Terkait dengan sejumlah potensi kerawanan yang bakal muncul, seperti adanya pihak yang menumpangi dengan agenda lain dan bakal menyebabkan masalah sosial seperti kemacetan lalu lintas, Ketua Majelis Ulama Indonesia (MUI) Jawa Tengah ini meminta masyarakat bisa memikirkan untung dan ruginya.
“Kalau saya sih mendingan tidak usah ikut berangkat ke Jakarta. Pertimbangannya pertama menghindari kerawanan-kerawanan yang bisa terjadi, juga untuk menghemat beaya. Lebih baik beaya dialihkan untuk kebutuhan lain daripada untuk transportasi ke Jakarta. Sedang untuk menggelar pengajian bisa juga kita lakukan di sini. Sama saja kita berdoa di mana saja untuk negara. Di sini maupun Jakarta,” papar Ketua MUI Jawa Tengah.

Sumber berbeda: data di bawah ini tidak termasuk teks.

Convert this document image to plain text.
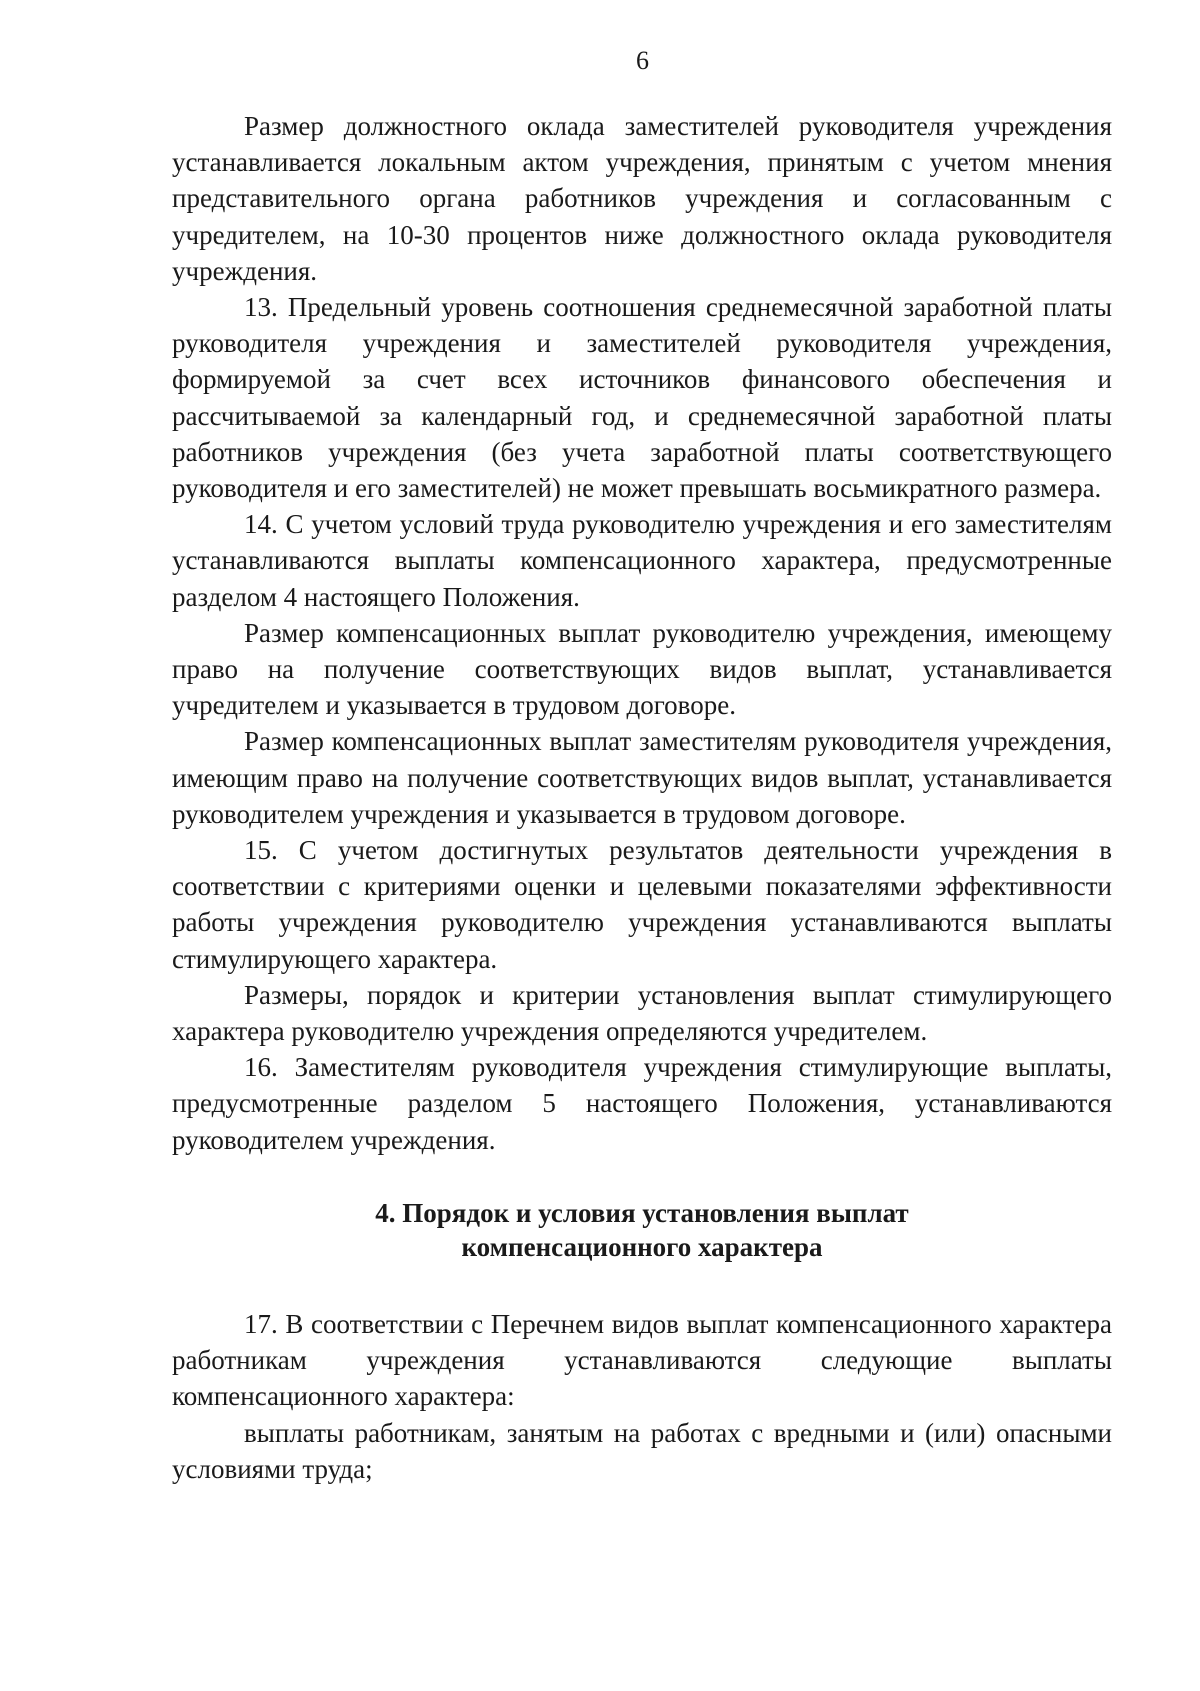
6

Размер должностного оклада заместителей руководителя учреждения устанавливается локальным актом учреждения, принятым с учетом мнения представительного органа работников учреждения и согласованным с учредителем, на 10-30 процентов ниже должностного оклада руководителя учреждения.

13. Предельный уровень соотношения среднемесячной заработной платы руководителя учреждения и заместителей руководителя учреждения, формируемой за счет всех источников финансового обеспечения и рассчитываемой за календарный год, и среднемесячной заработной платы работников учреждения (без учета заработной платы соответствующего руководителя и его заместителей) не может превышать восьмикратного размера.

14. С учетом условий труда руководителю учреждения и его заместителям устанавливаются выплаты компенсационного характера, предусмотренные разделом 4 настоящего Положения.

Размер компенсационных выплат руководителю учреждения, имеющему право на получение соответствующих видов выплат, устанавливается учредителем и указывается в трудовом договоре.

Размер компенсационных выплат заместителям руководителя учреждения, имеющим право на получение соответствующих видов выплат, устанавливается руководителем учреждения и указывается в трудовом договоре.

15. С учетом достигнутых результатов деятельности учреждения в соответствии с критериями оценки и целевыми показателями эффективности работы учреждения руководителю учреждения устанавливаются выплаты стимулирующего характера.

Размеры, порядок и критерии установления выплат стимулирующего характера руководителю учреждения определяются учредителем.

16. Заместителям руководителя учреждения стимулирующие выплаты, предусмотренные разделом 5 настоящего Положения, устанавливаются руководителем учреждения.

4. Порядок и условия установления выплат
компенсационного характера

17. В соответствии с Перечнем видов выплат компенсационного характера работникам учреждения устанавливаются следующие выплаты компенсационного характера:

выплаты работникам, занятым на работах с вредными и (или) опасными условиями труда;
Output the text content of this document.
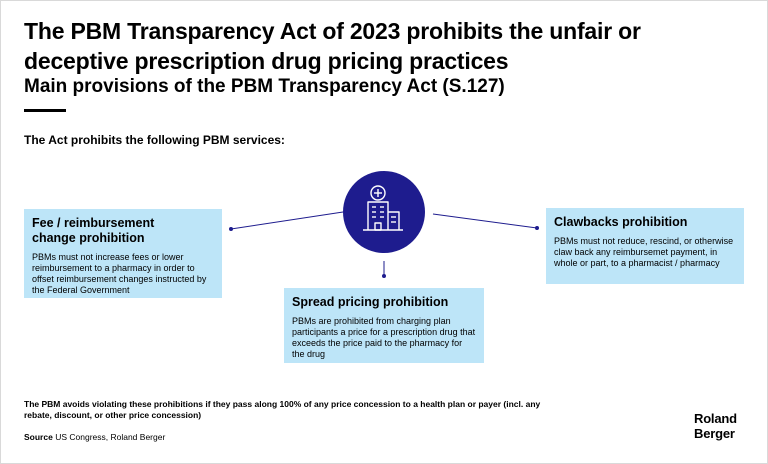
The PBM Transparency Act of 2023 prohibits the unfair or deceptive prescription drug pricing practices
Main provisions of the PBM Transparency Act (S.127)
The Act prohibits the following PBM services:

Fee / reimbursement
change prohibition

PBMs must not increase fees or lower reimbursement to a pharmacy in order to offset reimbursement changes instructed by the Federal Government

Spread pricing prohibition

PBMs are prohibited from charging plan participants a price for a prescription drug that exceeds the price paid to the pharmacy for the drug

Clawbacks prohibition

PBMs must not reduce, rescind, or otherwise claw back any reimbursemet payment, in whole or part, to a pharmacist / pharmacy

The PBM avoids violating these prohibitions if they pass along 100% of any price concession to a health plan or payer (incl. any rebate, discount, or other price concession)
Source US Congress, Roland Berger
Roland
Berger
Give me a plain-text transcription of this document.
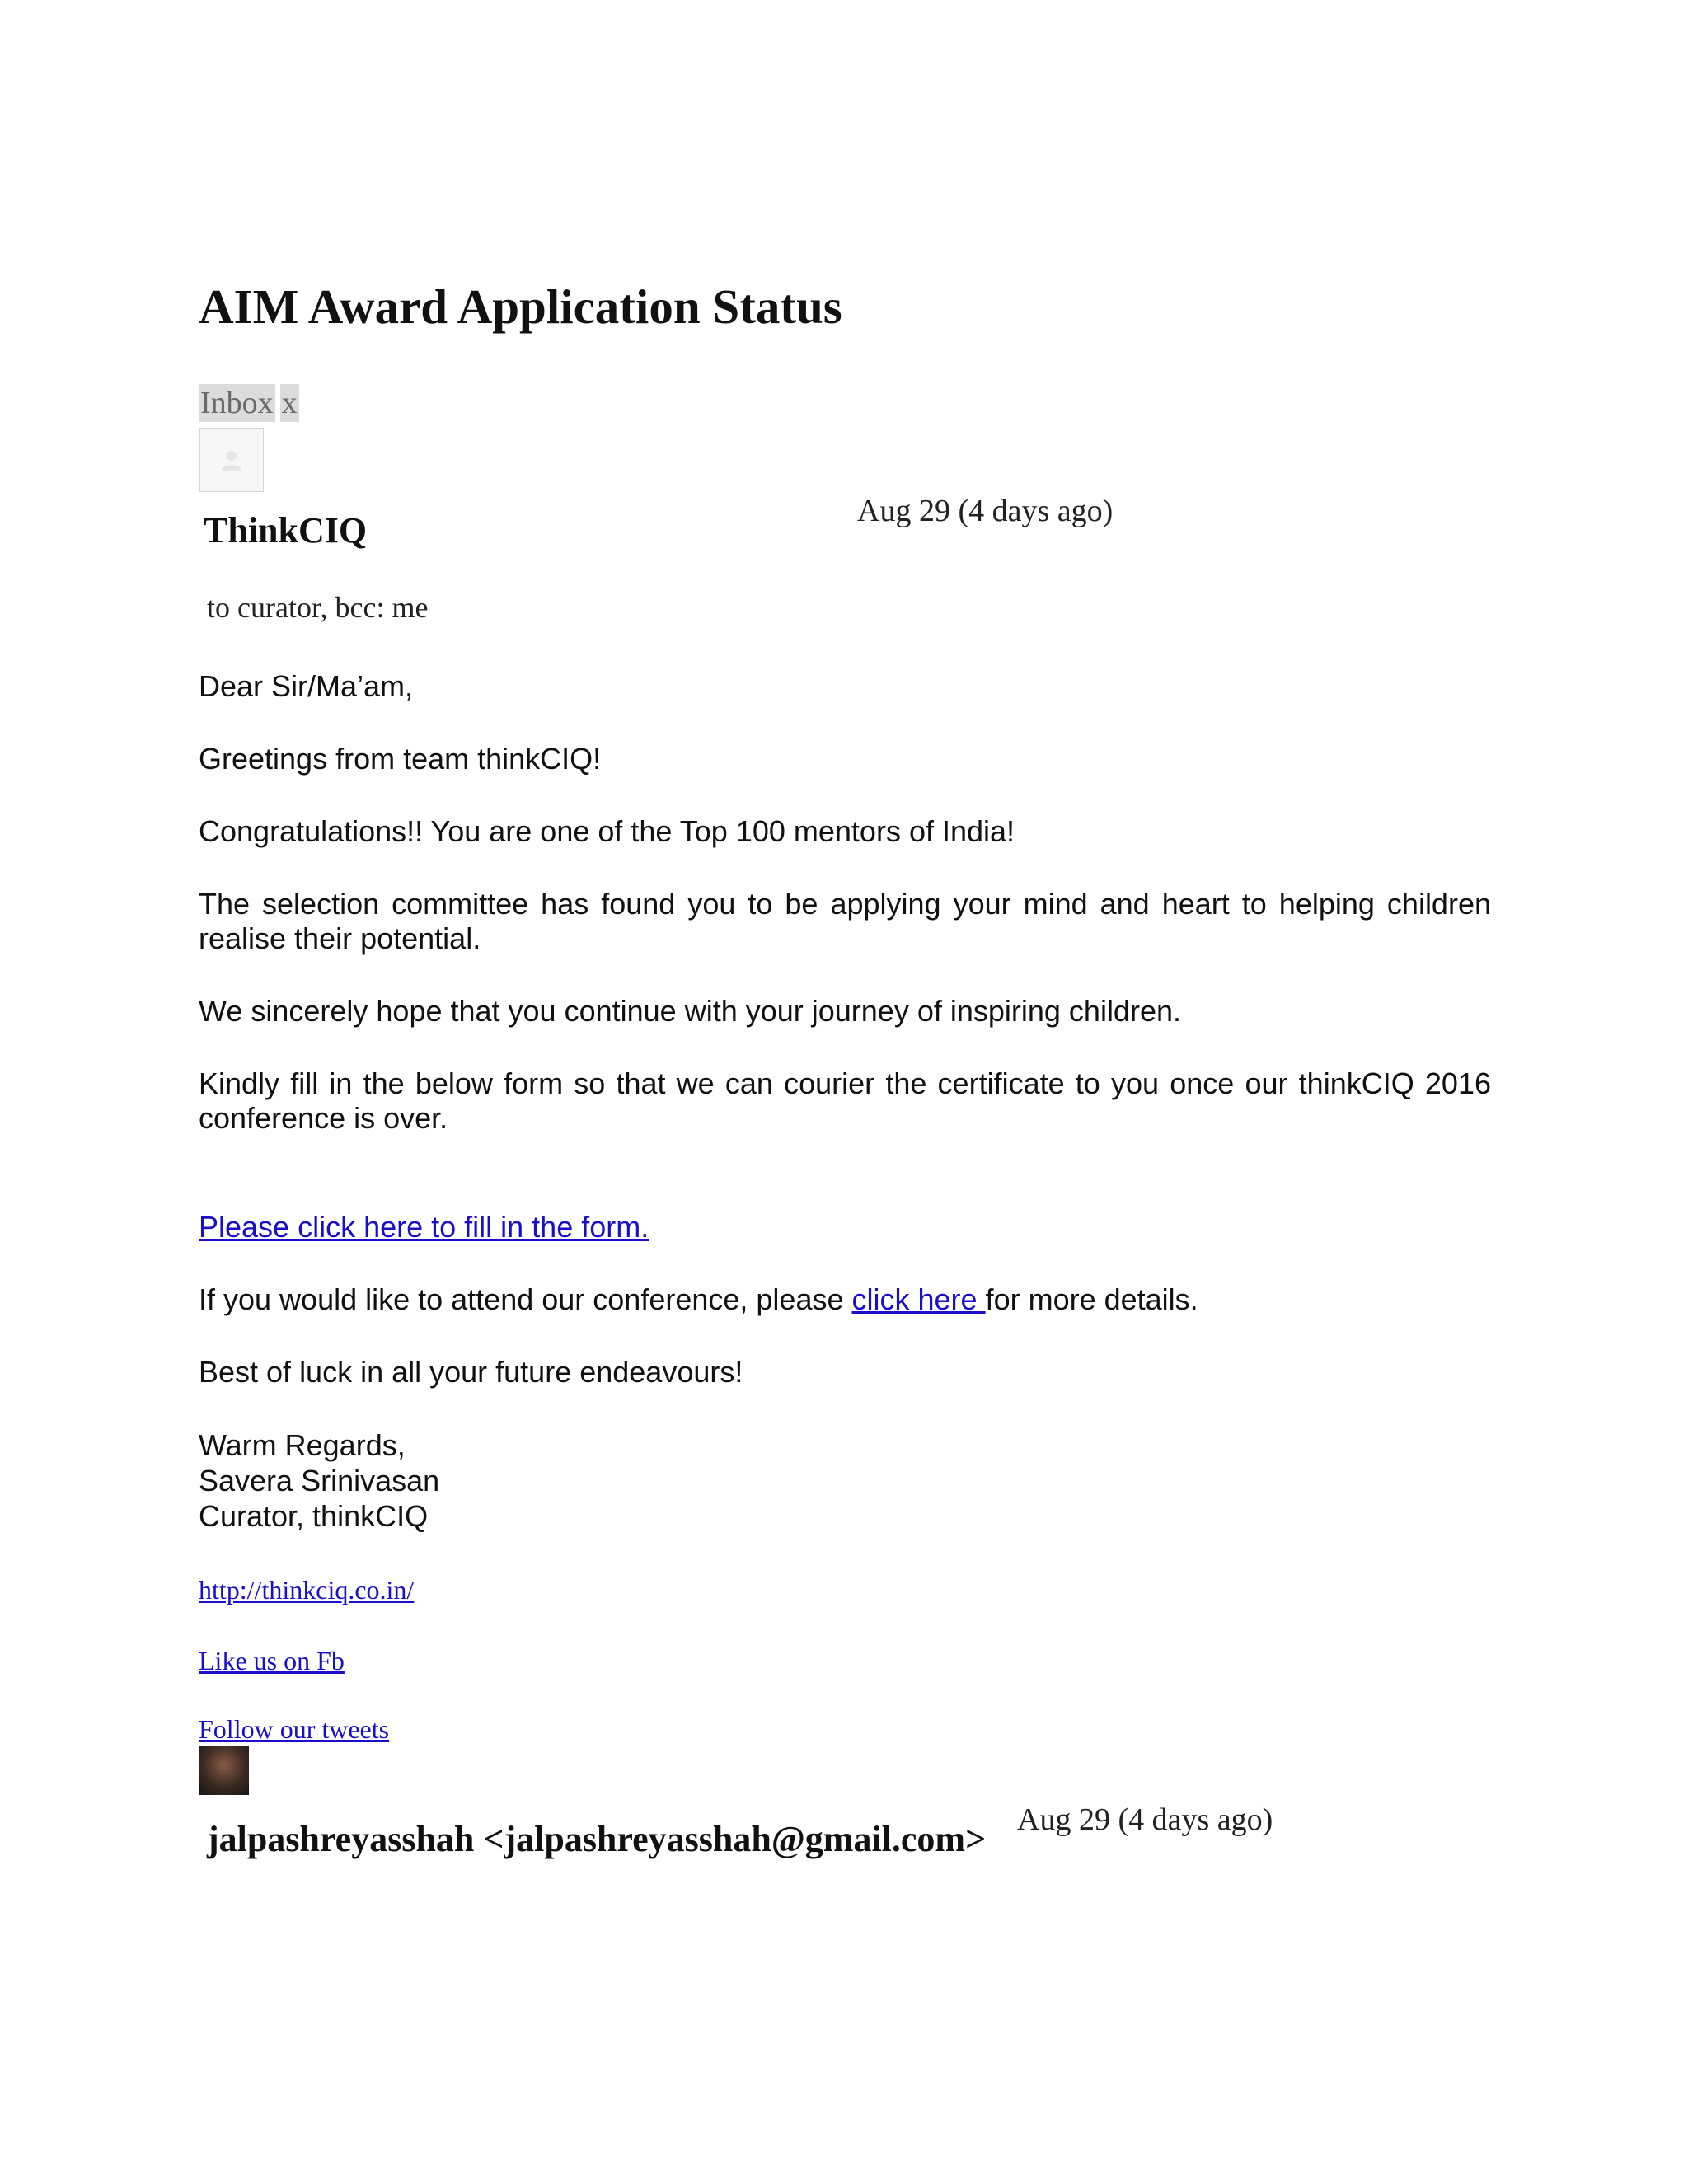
AIM Award Application Status
Inbox x
ThinkCIQ	Aug 29 (4 days ago)
to curator, bcc: me

Dear Sir/Ma’am,

Greetings from team thinkCIQ!

Congratulations!! You are one of the Top 100 mentors of India!

The selection committee has found you to be applying your mind and heart to helping children realise their potential.

We sincerely hope that you continue with your journey of inspiring children.

Kindly fill in the below form so that we can courier the certificate to you once our thinkCIQ 2016 conference is over.

Please click here to fill in the form.

If you would like to attend our conference, please click here for more details.

Best of luck in all your future endeavours!

Warm Regards,
Savera Srinivasan
Curator, thinkCIQ
http://thinkciq.co.in/
Like us on Fb
Follow our tweets
jalpashreyasshah <jalpashreyasshah@gmail.com> Aug 29 (4 days ago)
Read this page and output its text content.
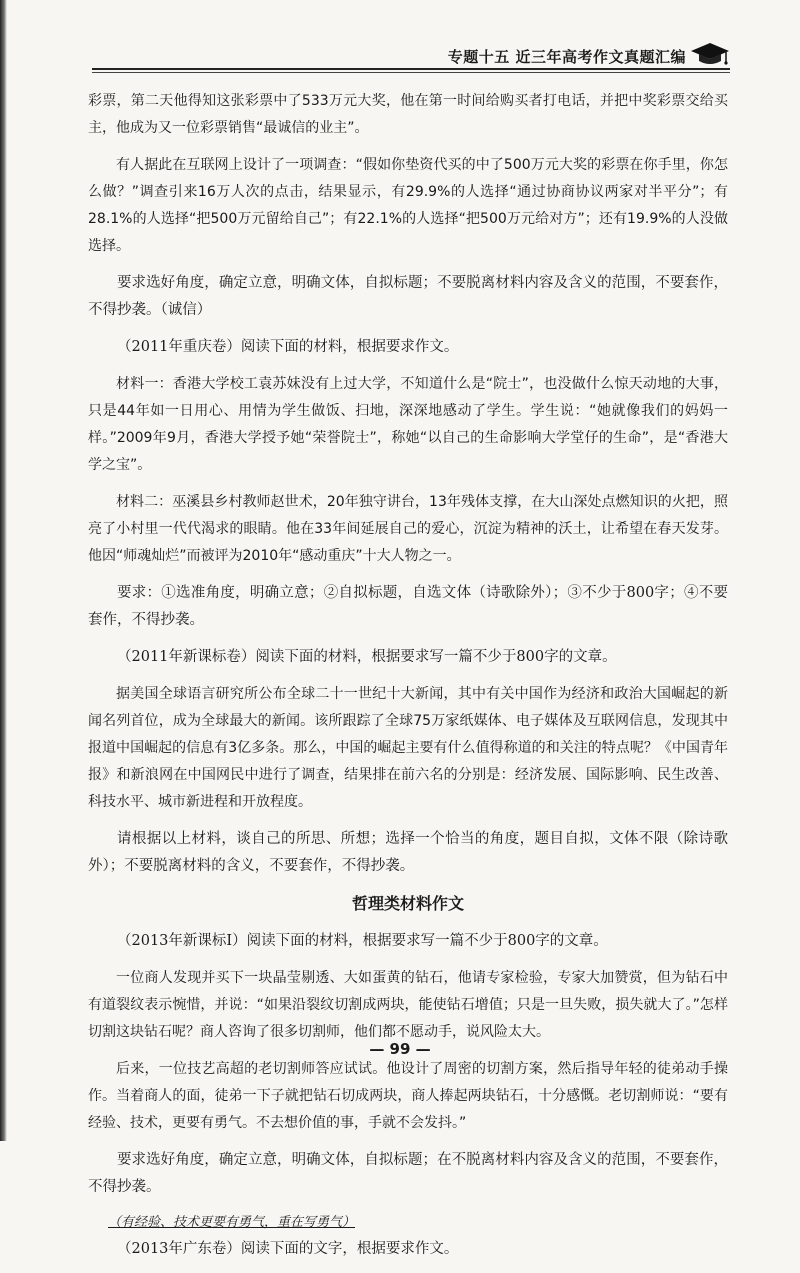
专题十五 近三年高考作文真题汇编

彩票，第二天他得知这张彩票中了533万元大奖，他在第一时间给购买者打电话，并把中奖彩票交给买主，他成为又一位彩票销售“最诚信的业主”。

有人据此在互联网上设计了一项调查：“假如你垫资代买的中了500万元大奖的彩票在你手里，你怎么做？”调查引来16万人次的点击，结果显示，有29.9%的人选择“通过协商协议两家对半平分”；有28.1%的人选择“把500万元留给自己”；有22.1%的人选择“把500万元给对方”；还有19.9%的人没做选择。

要求选好角度，确定立意，明确文体，自拟标题；不要脱离材料内容及含义的范围，不要套作，不得抄袭。（诚信）

（2011年重庆卷）阅读下面的材料，根据要求作文。

材料一：香港大学校工袁苏妹没有上过大学，不知道什么是“院士”，也没做什么惊天动地的大事，只是44年如一日用心、用情为学生做饭、扫地，深深地感动了学生。学生说：“她就像我们的妈妈一样。”2009年9月，香港大学授予她“荣誉院士”，称她“以自己的生命影响大学堂仔的生命”，是“香港大学之宝”。

材料二：巫溪县乡村教师赵世术，20年独守讲台，13年残体支撑，在大山深处点燃知识的火把，照亮了小村里一代代渴求的眼睛。他在33年间延展自己的爱心，沉淀为精神的沃土，让希望在春天发芽。他因“师魂灿烂”而被评为2010年“感动重庆”十大人物之一。

要求：①选准角度，明确立意；②自拟标题，自选文体（诗歌除外）；③不少于800字；④不要套作，不得抄袭。

（2011年新课标卷）阅读下面的材料，根据要求写一篇不少于800字的文章。

据美国全球语言研究所公布全球二十一世纪十大新闻，其中有关中国作为经济和政治大国崛起的新闻名列首位，成为全球最大的新闻。该所跟踪了全球75万家纸媒体、电子媒体及互联网信息，发现其中报道中国崛起的信息有3亿多条。那么，中国的崛起主要有什么值得称道的和关注的特点呢？《中国青年报》和新浪网在中国网民中进行了调查，结果排在前六名的分别是：经济发展、国际影响、民生改善、科技水平、城市新进程和开放程度。

请根据以上材料，谈自己的所思、所想；选择一个恰当的角度，题目自拟，文体不限（除诗歌外）；不要脱离材料的含义，不要套作，不得抄袭。

哲理类材料作文

（2013年新课标Ⅰ）阅读下面的材料，根据要求写一篇不少于800字的文章。

一位商人发现并买下一块晶莹剔透、大如蛋黄的钻石，他请专家检验，专家大加赞赏，但为钻石中有道裂纹表示惋惜，并说：“如果沿裂纹切割成两块，能使钻石增值；只是一旦失败，损失就大了。”怎样切割这块钻石呢？商人咨询了很多切割师，他们都不愿动手，说风险太大。

后来，一位技艺高超的老切割师答应试试。他设计了周密的切割方案，然后指导年轻的徒弟动手操作。当着商人的面，徒弟一下子就把钻石切成两块，商人捧起两块钻石，十分感慨。老切割师说：“要有经验、技术，更要有勇气。不去想价值的事，手就不会发抖。”

要求选好角度，确定立意，明确文体，自拟标题；在不脱离材料内容及含义的范围，不要套作，不得抄袭。

（有经验、技术更要有勇气，重在写勇气）

（2013年广东卷）阅读下面的文字，根据要求作文。

— 99 —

Sementara Pengamat Politik Universitas Diponegoro (Undip) Semarang M Yulianto menilai kegiatan PA 212 makin berkembang seiring dengan iklim demokrasi dan adanya kelonggaran yang diciptakan pemerintah. Mereka makin membesar sebagai hegemoni demokrasi yang mengusung simbol-simbol Islam.
“Selama mereka bisa mempertahankan suasana sejuk dan damai yang dibangun, tentu tidak akan menjadi persoalan. Namun bila sudah berubah menjadi dis-harmoni dengan banyaknya kepentingan yang masuk, maka dikhawatirkan akan berhadapan dengan masyarakat, bahkan negara,” ujar M Yulianto.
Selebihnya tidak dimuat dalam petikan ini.